Requiring that the foreign national demonstrate that he or she is well positioned to advance the proposed endeavor (prong #2 above), shifts the focus away from the proposed endeavor and onto the foreign national. The Dhanasar decision stated that CIS will consider factors including, but not limited to, the petitioner’s education, skills, knowledge and record of success in related or similar efforts; a model or plan for future activities; any progress towards achieving the proposed endeavor; and the interest of potential customers, users, investors, or other relevant entities or individuals. In recognition of the challenges presented in attempting to forecast feasibility or future success, the decision stated that petitioners will not be required to demonstrate that their endeavors are more likely than not to ultimately succeed. Nevertheless, petitioners must establish, by a preponderance of the evidence, that they are well positioned to advance the proposed endeavor.

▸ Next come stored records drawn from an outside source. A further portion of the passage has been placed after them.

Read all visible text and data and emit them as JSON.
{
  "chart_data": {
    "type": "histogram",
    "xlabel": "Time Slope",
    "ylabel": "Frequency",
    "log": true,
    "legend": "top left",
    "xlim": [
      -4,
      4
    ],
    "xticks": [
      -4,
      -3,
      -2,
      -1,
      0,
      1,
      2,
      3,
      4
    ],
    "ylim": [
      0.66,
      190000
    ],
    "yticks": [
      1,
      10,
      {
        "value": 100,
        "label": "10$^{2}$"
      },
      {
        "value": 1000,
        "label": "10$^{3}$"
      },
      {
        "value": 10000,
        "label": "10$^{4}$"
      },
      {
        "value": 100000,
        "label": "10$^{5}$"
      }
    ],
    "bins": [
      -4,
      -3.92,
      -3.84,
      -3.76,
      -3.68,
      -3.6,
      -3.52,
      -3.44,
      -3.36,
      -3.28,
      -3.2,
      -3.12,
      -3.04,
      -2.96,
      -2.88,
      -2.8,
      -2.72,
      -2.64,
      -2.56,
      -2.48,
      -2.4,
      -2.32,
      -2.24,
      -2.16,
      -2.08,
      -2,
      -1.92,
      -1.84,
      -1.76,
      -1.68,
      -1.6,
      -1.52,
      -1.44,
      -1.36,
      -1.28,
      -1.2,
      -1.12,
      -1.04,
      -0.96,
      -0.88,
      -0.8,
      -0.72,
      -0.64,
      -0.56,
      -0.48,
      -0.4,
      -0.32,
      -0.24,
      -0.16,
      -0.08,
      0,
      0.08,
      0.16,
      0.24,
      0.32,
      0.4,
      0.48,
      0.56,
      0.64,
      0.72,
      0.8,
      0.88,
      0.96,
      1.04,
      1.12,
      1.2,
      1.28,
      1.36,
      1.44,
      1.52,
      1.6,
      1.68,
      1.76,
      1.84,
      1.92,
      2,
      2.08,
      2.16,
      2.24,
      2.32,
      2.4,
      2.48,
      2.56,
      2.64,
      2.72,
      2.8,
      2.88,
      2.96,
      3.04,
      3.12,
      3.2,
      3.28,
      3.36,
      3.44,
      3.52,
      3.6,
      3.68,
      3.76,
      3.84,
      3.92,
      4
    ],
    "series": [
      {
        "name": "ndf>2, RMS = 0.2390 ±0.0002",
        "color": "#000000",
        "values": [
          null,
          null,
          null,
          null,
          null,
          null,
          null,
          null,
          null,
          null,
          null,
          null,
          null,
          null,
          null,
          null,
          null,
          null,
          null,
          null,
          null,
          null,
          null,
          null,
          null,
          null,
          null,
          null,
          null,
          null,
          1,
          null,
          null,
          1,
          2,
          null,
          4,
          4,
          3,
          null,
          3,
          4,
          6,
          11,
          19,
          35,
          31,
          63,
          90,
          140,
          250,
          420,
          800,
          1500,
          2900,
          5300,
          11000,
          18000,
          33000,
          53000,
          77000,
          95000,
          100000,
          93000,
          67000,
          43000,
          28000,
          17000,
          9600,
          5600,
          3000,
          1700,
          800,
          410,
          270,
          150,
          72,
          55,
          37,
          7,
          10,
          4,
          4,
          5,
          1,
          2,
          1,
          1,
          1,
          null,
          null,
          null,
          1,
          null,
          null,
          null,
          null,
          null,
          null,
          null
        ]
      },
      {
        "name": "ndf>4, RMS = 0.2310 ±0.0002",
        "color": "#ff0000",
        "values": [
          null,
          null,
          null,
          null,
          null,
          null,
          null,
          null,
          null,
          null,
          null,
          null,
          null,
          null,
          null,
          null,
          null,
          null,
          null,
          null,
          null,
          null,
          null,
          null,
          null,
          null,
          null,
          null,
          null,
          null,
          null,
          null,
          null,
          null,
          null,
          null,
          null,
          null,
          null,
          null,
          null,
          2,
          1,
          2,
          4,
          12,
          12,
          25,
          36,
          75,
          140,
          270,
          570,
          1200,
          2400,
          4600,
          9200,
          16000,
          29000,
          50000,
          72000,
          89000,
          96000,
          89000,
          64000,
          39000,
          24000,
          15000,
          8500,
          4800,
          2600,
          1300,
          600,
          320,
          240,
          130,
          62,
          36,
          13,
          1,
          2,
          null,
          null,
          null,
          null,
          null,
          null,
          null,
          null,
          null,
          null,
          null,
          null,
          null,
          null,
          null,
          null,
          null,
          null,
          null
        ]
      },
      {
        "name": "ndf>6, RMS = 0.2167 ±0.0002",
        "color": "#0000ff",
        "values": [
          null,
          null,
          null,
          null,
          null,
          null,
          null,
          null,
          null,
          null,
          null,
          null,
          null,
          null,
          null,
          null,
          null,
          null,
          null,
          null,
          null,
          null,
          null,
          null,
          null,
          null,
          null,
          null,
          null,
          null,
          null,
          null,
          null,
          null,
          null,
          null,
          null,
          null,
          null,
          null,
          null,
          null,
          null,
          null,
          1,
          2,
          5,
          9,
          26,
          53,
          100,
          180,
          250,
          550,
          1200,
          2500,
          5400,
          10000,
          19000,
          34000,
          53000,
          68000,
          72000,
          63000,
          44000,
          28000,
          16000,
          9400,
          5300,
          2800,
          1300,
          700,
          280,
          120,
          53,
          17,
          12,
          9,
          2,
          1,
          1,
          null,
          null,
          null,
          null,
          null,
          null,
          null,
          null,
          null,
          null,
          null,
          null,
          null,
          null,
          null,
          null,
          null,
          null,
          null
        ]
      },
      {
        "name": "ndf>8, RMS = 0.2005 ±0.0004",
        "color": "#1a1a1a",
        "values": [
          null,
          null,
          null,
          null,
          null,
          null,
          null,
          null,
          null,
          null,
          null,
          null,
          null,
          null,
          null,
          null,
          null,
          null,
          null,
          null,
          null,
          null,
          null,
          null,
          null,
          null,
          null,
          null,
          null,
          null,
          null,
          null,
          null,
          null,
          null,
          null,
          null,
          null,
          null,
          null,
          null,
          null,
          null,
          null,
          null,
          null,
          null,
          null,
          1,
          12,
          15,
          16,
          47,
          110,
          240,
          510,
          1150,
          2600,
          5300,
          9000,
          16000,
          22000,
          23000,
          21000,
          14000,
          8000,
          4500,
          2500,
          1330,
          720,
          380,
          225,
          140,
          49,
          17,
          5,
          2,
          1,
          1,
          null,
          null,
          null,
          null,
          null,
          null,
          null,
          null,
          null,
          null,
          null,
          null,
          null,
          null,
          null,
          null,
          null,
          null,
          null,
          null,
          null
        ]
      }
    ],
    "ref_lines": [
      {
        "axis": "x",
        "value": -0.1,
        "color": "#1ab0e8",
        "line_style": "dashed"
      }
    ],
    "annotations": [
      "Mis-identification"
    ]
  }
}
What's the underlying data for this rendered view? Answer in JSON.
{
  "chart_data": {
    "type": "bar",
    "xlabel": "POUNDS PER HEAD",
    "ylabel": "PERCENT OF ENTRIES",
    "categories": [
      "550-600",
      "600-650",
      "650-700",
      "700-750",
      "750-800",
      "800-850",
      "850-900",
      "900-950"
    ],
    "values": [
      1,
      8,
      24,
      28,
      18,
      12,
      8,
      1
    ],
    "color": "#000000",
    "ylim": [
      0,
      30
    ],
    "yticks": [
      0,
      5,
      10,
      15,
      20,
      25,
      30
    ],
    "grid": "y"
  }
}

Dhanasar requires a demonstration that, on balance, it would be beneficial to the US to waive the requirements of a job offer and thus of a labor certification (Prong #3 above). The decision recognizes the intent of Congress to further the national interest by requiring job offers and labor certifications to protect the domestic labor supply. But, on the other hand, Congress also created the NIW in recognition of the fact that in certain cases the benefits afforded by the labor certification process can be outweighed by other factors that are also in the national interest. These two interests need be balanced within the context of individual NIW adjudications.
The decision stated that this analysis requires an evaluation of factors such as whether, in light of the nature of the foreign national’s qualifications or proposed endeavor, it would be impractical either for the foreign national to secure a job offer or for the petitioner to obtain a labor certification; whether, even assuming that other qualified U.S. workers are available, the U.S. would still benefit from the foreign national’s contributions; and whether the national interest in the foreign national’s contributions is sufficiently urgent to warrant forgoing the labor certification process. The decision emphasized that, in each case, the factors considered “must, taken together, indicate that on balance, it would be beneficial to the United States to waive the requirements of a job offer and thus of a labor certification.” The decision noted that this prong, unlike the prior case law, “does not require a showing of harm to the national interest or a comparison against U.S. workers in the petitioner’s field.”
The Dhanasar decision requires the subjective determinations of USCIS adjudicators and accordingly, great care still needs to go into assembling a NIW petition. But this precedent decision opens the door to lawful permanent residence for individuals involved in a wide range of endeavors.